You can see on Shark Tank and other business shows how a convincing pitch can be destroyed when the past of a potential client is disclosed. They may reveal an pending lawsuit, hidden debt, or some other issue that prevents them from donating their money. This is referred to as due diligence, or DD. it’s what fundraising teams have to perform to keep their prospective clients and donors protected from financial, legal, reputational and compliance risks.
The documentation and the depth of due diligence required for a fundraising procedure varies depending on the stage of your startup. But, in general it’s a crucial phase of your company’s development, especially if you’re seeking the investment of venture capital funds.
Investors are interested in knowing about the most significant risks that could hinder your business from reaching its maximum potential. Investors will want to be aware of the risk factors that could prevent your company from realizing its full potential.
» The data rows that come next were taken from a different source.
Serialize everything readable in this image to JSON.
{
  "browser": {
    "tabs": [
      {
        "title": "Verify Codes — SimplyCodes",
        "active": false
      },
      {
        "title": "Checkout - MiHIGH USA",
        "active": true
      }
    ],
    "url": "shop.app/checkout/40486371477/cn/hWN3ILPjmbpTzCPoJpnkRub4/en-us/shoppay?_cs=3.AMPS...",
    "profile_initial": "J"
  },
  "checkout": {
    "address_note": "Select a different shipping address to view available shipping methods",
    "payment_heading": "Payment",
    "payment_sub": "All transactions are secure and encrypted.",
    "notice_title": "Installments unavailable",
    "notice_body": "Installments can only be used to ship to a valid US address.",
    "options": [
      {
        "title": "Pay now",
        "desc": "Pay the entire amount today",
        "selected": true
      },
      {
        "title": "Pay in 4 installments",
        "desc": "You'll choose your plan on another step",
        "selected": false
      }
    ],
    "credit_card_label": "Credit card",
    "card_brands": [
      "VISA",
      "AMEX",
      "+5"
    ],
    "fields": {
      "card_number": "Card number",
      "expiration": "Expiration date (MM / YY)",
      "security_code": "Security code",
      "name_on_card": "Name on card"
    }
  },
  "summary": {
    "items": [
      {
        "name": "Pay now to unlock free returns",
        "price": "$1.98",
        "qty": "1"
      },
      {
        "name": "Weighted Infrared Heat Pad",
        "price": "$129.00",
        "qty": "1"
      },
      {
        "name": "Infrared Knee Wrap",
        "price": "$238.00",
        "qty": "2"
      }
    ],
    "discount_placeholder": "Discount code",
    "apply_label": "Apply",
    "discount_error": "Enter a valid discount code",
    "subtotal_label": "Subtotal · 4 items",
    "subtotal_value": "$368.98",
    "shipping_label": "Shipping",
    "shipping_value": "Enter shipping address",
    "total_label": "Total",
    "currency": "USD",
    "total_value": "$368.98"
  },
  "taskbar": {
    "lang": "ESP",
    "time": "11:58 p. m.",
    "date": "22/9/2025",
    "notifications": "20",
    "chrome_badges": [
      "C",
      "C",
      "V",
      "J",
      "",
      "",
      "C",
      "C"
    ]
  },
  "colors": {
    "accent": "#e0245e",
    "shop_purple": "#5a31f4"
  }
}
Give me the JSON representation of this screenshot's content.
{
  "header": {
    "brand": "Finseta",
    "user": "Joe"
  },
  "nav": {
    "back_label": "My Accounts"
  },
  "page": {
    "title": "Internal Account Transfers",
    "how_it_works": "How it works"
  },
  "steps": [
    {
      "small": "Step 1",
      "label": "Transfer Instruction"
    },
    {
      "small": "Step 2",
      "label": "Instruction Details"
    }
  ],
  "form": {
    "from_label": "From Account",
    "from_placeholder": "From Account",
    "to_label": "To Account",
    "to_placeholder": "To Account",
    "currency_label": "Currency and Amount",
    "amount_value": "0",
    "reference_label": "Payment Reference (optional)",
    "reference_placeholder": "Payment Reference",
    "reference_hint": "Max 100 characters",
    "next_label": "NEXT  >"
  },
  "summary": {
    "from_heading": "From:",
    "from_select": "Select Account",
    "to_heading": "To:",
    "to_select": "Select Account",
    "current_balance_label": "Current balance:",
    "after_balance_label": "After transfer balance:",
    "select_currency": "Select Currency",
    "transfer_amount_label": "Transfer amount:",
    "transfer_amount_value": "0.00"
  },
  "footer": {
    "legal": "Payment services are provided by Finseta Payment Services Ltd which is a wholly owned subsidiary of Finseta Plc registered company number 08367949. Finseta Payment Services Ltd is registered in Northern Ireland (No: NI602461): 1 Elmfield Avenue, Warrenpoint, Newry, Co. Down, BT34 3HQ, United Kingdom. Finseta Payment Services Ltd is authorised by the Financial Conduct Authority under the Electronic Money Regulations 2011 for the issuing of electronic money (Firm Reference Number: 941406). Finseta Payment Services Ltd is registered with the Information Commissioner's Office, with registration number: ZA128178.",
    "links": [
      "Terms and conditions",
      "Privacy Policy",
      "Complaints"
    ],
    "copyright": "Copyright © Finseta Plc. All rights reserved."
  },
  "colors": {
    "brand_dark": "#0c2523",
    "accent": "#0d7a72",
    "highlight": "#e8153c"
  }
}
Nonprofits and educational establishments also conduct due diligence on prospective donors to ensure they’re mission and values coincide with the charitable donations they’re hoping to receive. They will also consider the impact of a donation on the organization and its leadership, as well as whether a certain project is at risk of being overtaken by a supporter.
Developing a clear and consistent risk rubric to guide the due diligence process for potential donors will help you streamline DD efforts and accelerate the timeframe for fundraising. This will help your organization avoid having to restart after an unexpected setback or delay. Making sure your dataroom is “DD ready” can reduce your legal costs and ensure that you can provide potential clients with the information they need to make a choice.